Wake up, farmer!

Despite the current panorama I think that good times are coming for the farmers. And that’s not because I believe there is going to be an abundance of harvest. I also don’t think that prices for the products on the field will rise. I cannot assure that the climate will be favourable either. Neither am I interested in predicting the future.

The tides are turning in favour for farmers to go out and defend their own harvest. It is a good moment to do things well and with the environment in mind. I say this based on my opinion, our own experience and the growing number of people that ask us day in day out all there is to ask about our products, the way we cultivate them and what we do to care for the natural and social environment. We receive questions from how we do pest control without the use of pesticides, over the materials we use for packaging to what will happen with our oranges after Brexit. To the last one we respond with certainty that our orange trees will continue growing oranges and that we will find a way to send them to the English no matter what Brussels says.

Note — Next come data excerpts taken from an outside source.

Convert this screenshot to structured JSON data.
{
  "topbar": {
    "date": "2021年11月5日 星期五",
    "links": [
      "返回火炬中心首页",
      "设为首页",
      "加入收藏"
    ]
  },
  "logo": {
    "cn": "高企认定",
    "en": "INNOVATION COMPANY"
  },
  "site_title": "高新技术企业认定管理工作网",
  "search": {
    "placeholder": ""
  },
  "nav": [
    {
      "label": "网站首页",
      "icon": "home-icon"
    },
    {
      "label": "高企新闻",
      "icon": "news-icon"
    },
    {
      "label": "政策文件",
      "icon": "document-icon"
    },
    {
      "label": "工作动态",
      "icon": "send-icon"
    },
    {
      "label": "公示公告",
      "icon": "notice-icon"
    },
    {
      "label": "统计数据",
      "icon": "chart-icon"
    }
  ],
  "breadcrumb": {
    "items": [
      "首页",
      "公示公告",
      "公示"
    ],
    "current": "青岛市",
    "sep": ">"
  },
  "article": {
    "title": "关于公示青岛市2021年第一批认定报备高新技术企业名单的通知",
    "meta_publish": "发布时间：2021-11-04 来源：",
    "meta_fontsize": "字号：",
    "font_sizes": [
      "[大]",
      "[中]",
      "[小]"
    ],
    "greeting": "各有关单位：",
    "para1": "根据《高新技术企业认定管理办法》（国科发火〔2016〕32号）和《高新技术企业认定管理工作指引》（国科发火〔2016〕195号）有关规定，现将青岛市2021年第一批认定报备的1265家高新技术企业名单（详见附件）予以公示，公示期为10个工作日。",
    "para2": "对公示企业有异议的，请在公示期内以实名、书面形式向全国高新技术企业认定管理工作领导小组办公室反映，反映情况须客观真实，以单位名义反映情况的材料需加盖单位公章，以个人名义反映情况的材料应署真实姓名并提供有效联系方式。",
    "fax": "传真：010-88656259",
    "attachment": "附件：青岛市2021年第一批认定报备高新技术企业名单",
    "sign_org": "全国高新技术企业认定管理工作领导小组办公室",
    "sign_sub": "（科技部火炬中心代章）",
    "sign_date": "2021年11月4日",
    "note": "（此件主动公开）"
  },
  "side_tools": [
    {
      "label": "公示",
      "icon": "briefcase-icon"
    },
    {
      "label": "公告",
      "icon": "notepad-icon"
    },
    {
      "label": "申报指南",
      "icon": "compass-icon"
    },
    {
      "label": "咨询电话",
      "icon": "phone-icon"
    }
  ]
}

In my social environment I notice that the people become more and more concerned with what they eat and this is a good sign. I realize that they look for information about the origin of the products and this gives me a push. They ask themselves about what is in season at the moment and that they worry about the climatic conditions and about how the rains, the wind and the cold will affect the harvest. I notice that they value the products for how they were cultivated and not for their size or their outer appearance. I observe that some of them are even worried about the salaries of the workers and their working conditions. I feel that they are interested in the time that passes and the kilometers that the products travel between being harvested and arriving at their respective destinations. I notice that the people are prepared to accept a small decrease that might occur during transport rather than receiving the products wrapped in plastic.

I notice that traceability and buying directly from the farmer has become a trend. The problem is that us farmers tend to find out about these trends too late. We don’t have programs analyzing tendencies or buying habits of the consumers. We are so busy with the climate, or the pests that we don’t stop to think about how and to whom we will sell our harvest.

This is the time to change that because the consumer is looking for you, dear farmer. And you must not miss this opportunity. So go for it. Don’t let pessimism generated by your rural environment lead you astray. The time has come to change your way of cultivating, thinking about tis consumer that appreciates you doing things right, consciously and in line with the environment. Get your act together and pledge that your product will sell in your name. That the people that consume it know it was cultivated by you. That they understand the difficulties and value your effort.